Patient Presentation
The aforementioned sliver of healthcare that deserves special attention in today’s healthcare environment is that of patient presentation. That is, when an individual presents him or herself at a facility and encounters a provider organization’s representative in a face-to-face interaction.
These initial five minutes cover several topics that must be addressed to help this individual become a patient. Topics typically include confirmation of basic demographics, insurance eligibility, financial obligations, planned course of care, physician relationships, an introduction to facility and other social services and more.
These five minutes are critical because they typically represent (in the mind of the patient) the starting point for the life of a patient encounter with the hospital — indeed, for the launching of a patient relationship.
Prior to these five minutes, they may be a member of a health plan and a patient of a community physician, but now they are crossing the chasm and making the shift toward becoming a patient of your health system.
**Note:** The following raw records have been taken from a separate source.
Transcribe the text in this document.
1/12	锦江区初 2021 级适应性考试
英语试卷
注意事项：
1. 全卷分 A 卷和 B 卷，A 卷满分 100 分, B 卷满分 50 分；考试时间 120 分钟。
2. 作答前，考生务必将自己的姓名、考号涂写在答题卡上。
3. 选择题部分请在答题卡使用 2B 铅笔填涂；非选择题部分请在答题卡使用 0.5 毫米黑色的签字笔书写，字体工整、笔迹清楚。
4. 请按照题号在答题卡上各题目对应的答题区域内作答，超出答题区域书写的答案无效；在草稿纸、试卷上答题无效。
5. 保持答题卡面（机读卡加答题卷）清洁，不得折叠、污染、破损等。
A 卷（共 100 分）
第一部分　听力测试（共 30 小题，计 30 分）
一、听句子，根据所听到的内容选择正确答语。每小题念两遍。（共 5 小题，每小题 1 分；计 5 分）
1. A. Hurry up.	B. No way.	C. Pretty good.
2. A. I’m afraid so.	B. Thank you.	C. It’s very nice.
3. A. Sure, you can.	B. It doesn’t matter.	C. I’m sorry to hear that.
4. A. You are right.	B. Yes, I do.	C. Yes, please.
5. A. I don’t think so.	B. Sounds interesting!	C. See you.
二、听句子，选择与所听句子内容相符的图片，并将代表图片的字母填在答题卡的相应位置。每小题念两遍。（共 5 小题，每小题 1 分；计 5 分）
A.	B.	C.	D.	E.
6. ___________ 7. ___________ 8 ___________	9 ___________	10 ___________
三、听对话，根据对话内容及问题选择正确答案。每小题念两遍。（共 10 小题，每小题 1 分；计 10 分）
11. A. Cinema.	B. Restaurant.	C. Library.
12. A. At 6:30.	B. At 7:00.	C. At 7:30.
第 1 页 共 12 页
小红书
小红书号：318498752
While many of the topics in this first face-to-face conversation are initially addressed in pre-registration and patient scheduling phone interactions, they are finalized in this all-important initial face-to-face conversation. We are all familiar with the common phrase "this call may be recorded for quality and training purposes" when any type of customer service call occurs in the general marketplace.
The measurement of these interactions is important and is typically managed with some rigor. But why do we stop there?
Why do so few provider organizations apply the same measurement discipline to face-to-face conversations, when registration actually occurs, as they do to the pre-registration phone calls?
The financial performance of all health systems suffer when this conversation is not completed in a high-quality manner. Stated more directly, those health systems not measuring this critical first five-minute conversation are risking revenue and patient satisfaction.
One evidence of this is the rate of claim denials by health plans due to inaccurate or incomplete registration information. Another evidence is the increase in cash collections prior to discharge in those health systems that do measure and bring management focus to this first five minutes.
Experience has shown that with measurements in initial face-to-face patient presentations, all parties benefit with improved tone and content on all information exchanges — and health system financial performance, patient satisfaction, employee morale and third-party accountability all improve.
Conclusion
If it is true that relevant data helps you manage better, then this author suggests it is time that our health systems bring new measurement tools to bear on the crucial first five minutes of an encounter, when the individual is making the transition and becoming a patient.
Looking only at the outcome of completing a patient admission is woefully inadequate given the complexity of the process and the importance of the outcome. The process deserves detailed measurement and sharp focus and analysis.
The title of this article poses the question, "How can you know?" what any patient’s experience is, and the answer is clear about "How you can know."
You can know by measuring the conversation held in the crucial first five minutes with any new patient with face-to-face recording technology. The benefits of this are clear.
The quality of this encounter is likely to improve once it is being recorded and monitored, as our reflection on the Hawthorne effect makes plain. And a practical extension of this will validate that the message, "this conversation is being recorded for quality and training purposes," will soon become a standard best practice in healthcare management. It already is in many of our nation’s most respected health systems.